Olga Scheps hatte das Konzert nicht gerade himmelstürmend begonnen

Das Konzert hatte mit Beethovens „Pathétique“ und seiner späten As-Dur-Sonate opus 110 nicht schlecht – Scheps spielt nie „schlecht“ –, aber auch nicht gerade himmelstürmend begonnen. Die Feststellung, dass die Rahmensätze der frühen Sonate etwas pauschal, gleichsam ohne Punkt und Komma abgefertigt wurden, klänge ihrerseits pauschal, würde sie nicht im Detail begründet. Da gibt es zum Beispiel in der Einleitung, von Scheps zunächst sehr angemessen als tragisches Portal hingestellt, im fünften Takt ein Bass-B, das die Modulation von c-Moll zur Dur-Parallelen Es anzeigt. Das ist eine echte Schaltstelle, die der Komponist durch ein Sforzato hervorhebt. War das bei Scheps etwa so zu hören?

In opus 110 wiederum realisierte sie den gigantischen Bau der finalen Fuge mit adäquatem Architektur-, mit konsequentem und nie einbrechendem Steigerungswillen. Aber der vorangehende „Klagende Gesang“, den die Fuge dann sozusagen ins Aufbauend-Positive wendet – er blieb emotional und gestisch unterbelichtet.

Olga Scheps zählt zu den inspirierten Chopin-Interpreten der Gegenwart

In der zweiten Hälfte des Abends änderte sich dann mit den vier Chopin-Balladen das Bild grundsätzlich. Olga Scheps zählt, dieser Eindruck festigte sich wieder einmal, zu den inspirierten, nicht nur mit pianistischer Souveränität, sondern auch mit reifstem Verständnis gesegneten Chopin-Interpreten der Gegenwart – woran auch ein Beinahe-Schmiss beim Auswendigspiel nichts ändert.

Die erste, die berühmte g-Moll-Ballade, setzt de facto eine Menschentragödie zwischen Triumph und Katastrophe um, der Gipfelglanz ruft, wie es scheint, notwendig den Untergang herbei. Den Triumph bezeichnet das herrliche Wallenrod-Thema, das Scheps mit strömendem Atem, dabei drängend und bebend, in fortschreitend apotheotischer Auftürmung hinstellte. Umso drastischer und schmerzhafter klang dann das „Abbiegen“ in das finale Desaster. Scheps bewies sich auch hier als Meisterin in der zwingenden dramaturgischen Durchdringung der großen Form, die das Detail nicht unterschlägt, aber schlüssig integriert.
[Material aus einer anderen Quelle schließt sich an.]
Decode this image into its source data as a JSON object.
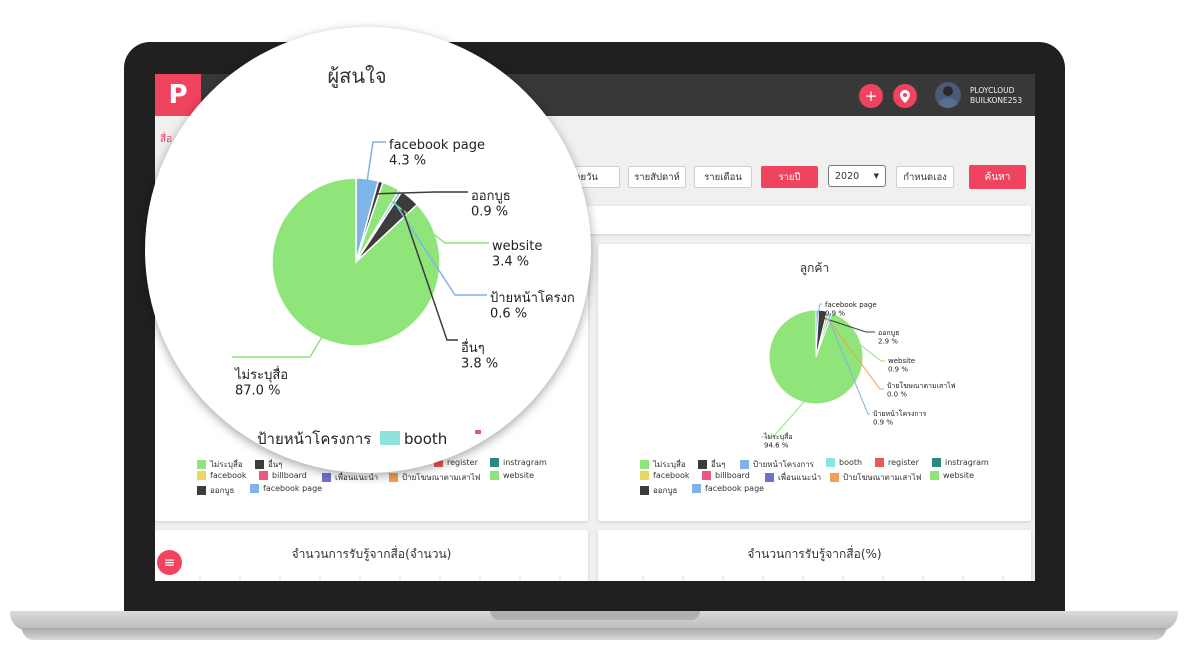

Dieser Chopin klingt auch keinen Augenblick sentimental oder angekränkelt, da gibt es harte Wucht und imperialen Glanz, da dominiert die Grandezza des großen Ereignisses, der suggestiv umgesetzten Szene.

Ähnlich bezwingend, indes sehr unterschiedlich in den Farben und Stimmungen, ging es weiter, mit den repetitiven Naturklängen des zweiten, dem herzlichen Walzer-Charme der dritten Ballade. Und Scheps donnert keineswegs durchgehend, sie verfügt allemal über ein substanzreiches, erfülltes piano. Das Geheimnis ihres Crescendo besteht darin, dass der Flügelklang auf einmal laut ist, ohne dass der Hörer den Weg dorthin als Stationenfolge hätte nachvollziehen können. Da wird große Kunst wieder zu zweiter Natur.

Am Schluss filmte Scheps ihr zu Recht jubelndes Publikum mit dem Smartphone. Eine bemerkenswerte „Schubumkehr“, die indes keiner weiteren Rechtfertigung bedarf: Die Hörer dürfen – mit guten Gründen – den Künstler auf dem Podium nicht fotografieren, hinsichtlich der Gegenrichtung sind plausible Einwände nicht erkennbar.